Fazla dibinden kesersen de alt tarafta kestiğin tırnak değil etin olur, canın yanar, kanın gider.
Pençeye dönmüş tırnak kibrinse, tırnak diye kestiğin etin de özsaygındır. Tırnağı kesmen gereken doğru bir yer vardır, öyle bir yer ki ne silaha dönmüş bir tırnağın olacak ne de izzet-i nefsine halel gelecek, parmağına dikkatli bakarsan görürsün o yeri.
Fazlasını kesip attığın tırnağın kökü sendedir çünkü insan şerefli olarak yaratılmış bir mahluktur, doğduğunda şerefliydi en azından.

“Aşk, sende olmayan bir şeyi, onu senden istemeyen birine vermeye çalışmaktır” demiş Lacan Efendi, öyledir, amenna.
Suretinde aradığın manayı nihayet bulduğunu zannederek sevgiliye zorla kolye gibi takmaya çalışmak…gibi bişi. Kabul de görebilir o kolye, değer de görebilir ta ki bulunduğu zannedilen mananın gerçek olmadığı anlaşılana dek. Aşklar ölür, hep ölür.
Aşka düşmüş kişinin gözü “ol mehlika”dan gayrısını görmediği için parmağını da görmez,  hiç bakmadan tırnak diye etini metini her şeyini büyük bir gönül rahatlığıyla keser. Lüzumsuzca kanlıdır bu yüzden aşk filmleri.
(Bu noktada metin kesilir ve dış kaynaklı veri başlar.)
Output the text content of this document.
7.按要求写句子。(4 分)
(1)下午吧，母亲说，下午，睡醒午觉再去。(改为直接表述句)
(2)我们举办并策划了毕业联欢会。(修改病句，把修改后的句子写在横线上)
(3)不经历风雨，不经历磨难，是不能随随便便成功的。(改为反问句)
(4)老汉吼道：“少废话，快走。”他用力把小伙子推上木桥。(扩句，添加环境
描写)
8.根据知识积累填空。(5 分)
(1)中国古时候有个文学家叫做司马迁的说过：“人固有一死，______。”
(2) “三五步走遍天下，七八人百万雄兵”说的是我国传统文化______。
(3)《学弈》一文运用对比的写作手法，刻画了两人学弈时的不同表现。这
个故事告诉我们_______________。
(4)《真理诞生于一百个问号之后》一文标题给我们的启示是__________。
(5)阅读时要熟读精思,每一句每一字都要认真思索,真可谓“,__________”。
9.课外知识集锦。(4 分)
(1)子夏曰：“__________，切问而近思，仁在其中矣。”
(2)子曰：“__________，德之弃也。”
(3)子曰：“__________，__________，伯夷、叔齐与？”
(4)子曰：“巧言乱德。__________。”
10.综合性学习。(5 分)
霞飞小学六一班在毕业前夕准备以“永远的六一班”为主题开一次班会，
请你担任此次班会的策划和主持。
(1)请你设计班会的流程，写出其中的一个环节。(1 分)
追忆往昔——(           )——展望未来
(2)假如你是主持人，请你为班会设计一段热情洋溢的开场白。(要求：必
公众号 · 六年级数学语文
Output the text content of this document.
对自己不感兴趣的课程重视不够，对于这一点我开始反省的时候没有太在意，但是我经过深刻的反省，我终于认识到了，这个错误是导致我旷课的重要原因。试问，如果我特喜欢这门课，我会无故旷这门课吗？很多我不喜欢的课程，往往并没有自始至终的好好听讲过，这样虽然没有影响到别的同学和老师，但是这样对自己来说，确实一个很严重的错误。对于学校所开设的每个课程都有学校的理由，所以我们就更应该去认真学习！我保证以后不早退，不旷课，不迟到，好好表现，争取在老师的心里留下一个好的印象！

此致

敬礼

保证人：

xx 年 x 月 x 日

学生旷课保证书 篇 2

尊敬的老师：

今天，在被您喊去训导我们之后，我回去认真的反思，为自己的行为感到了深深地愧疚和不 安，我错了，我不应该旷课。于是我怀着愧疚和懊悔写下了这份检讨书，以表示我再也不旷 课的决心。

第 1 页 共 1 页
Aşk insanın kendini parçalaması için harika bir fırsattır.

İtme miratı şikeste, seni yüz surete kor. (Sahibi belirsiz bir söz, ya da ben bilmiyorum)
Yani; aynayı kırma, seni yüz surete koyar.
Ayna hakikattir, hakikati düşman beller de ona zarar verirsen artık bütün olamazsın. Parçalayarak yok etmeye çalıştığın hakikat, ruhunu parçaları birbirine hasret suretlere dönüştürür. Kazandığında kaybedersin, sakın kazanma çünkü hakikate karşı gerçek bir zafer elde edilemez.

Burada sözünü ettiğim aşk dünyevi aşk elbette ve bu aşkı insan sadece karşı cinse hissetmiyor, güç aşkı diye bir şey var, para, mevki, kimlikler, aidiyetler vs. ve tüm bu aşkların hepsinde insanın “kendinde olmayanı” verme çabası var. Kendisinde olsaydı aşk ölebilen bir şey olmazdı zaten. İnsanın şu dünyadaki macerası bir yalanı layıkıyla yaşama telaşından başka nedir ki zaten?

Kibrin kaynağının özdeğersizlik hissi olması işleri karıştırır, yani insan kendini değersiz hissettikçe çok değerliymiş gibi tavırları-havaları artar. Bir bok olmayan insanlara bir bokmuş gibi davrandığınızda ilk iş olarak sizi küçümsemeleri tam da bundandır. Körün gözü açıldığında ilk işi bastonunu kırmak olurmuş.

Eee, tırnak metaforu yattı o zaman? Yok yatmadı, tırnak da layıkıyla yaşanmaya çalışılan bir yalandan başka bir şey değil çünkü. Boyasına sıçtığım:p

1 Nisan 2023 Cumartesi

KELİMELER

Şu İngilizce “no” kelimesi “nööö” şeklinde yapıştı ağzıma, kendime yakıştırmıyorum ama kullanmadan da duramıyorum, oturdum düşündüm bu kelimeye bu alaka nerden? (Dizilerden tabi nerden olacak da başka sebep de olmalıydı)

Türkçede önemli kelimeler hep tek hece iken (at, et, it, ot, ok vs.) evet ve hayır’ın iki hece olması tuhaftır.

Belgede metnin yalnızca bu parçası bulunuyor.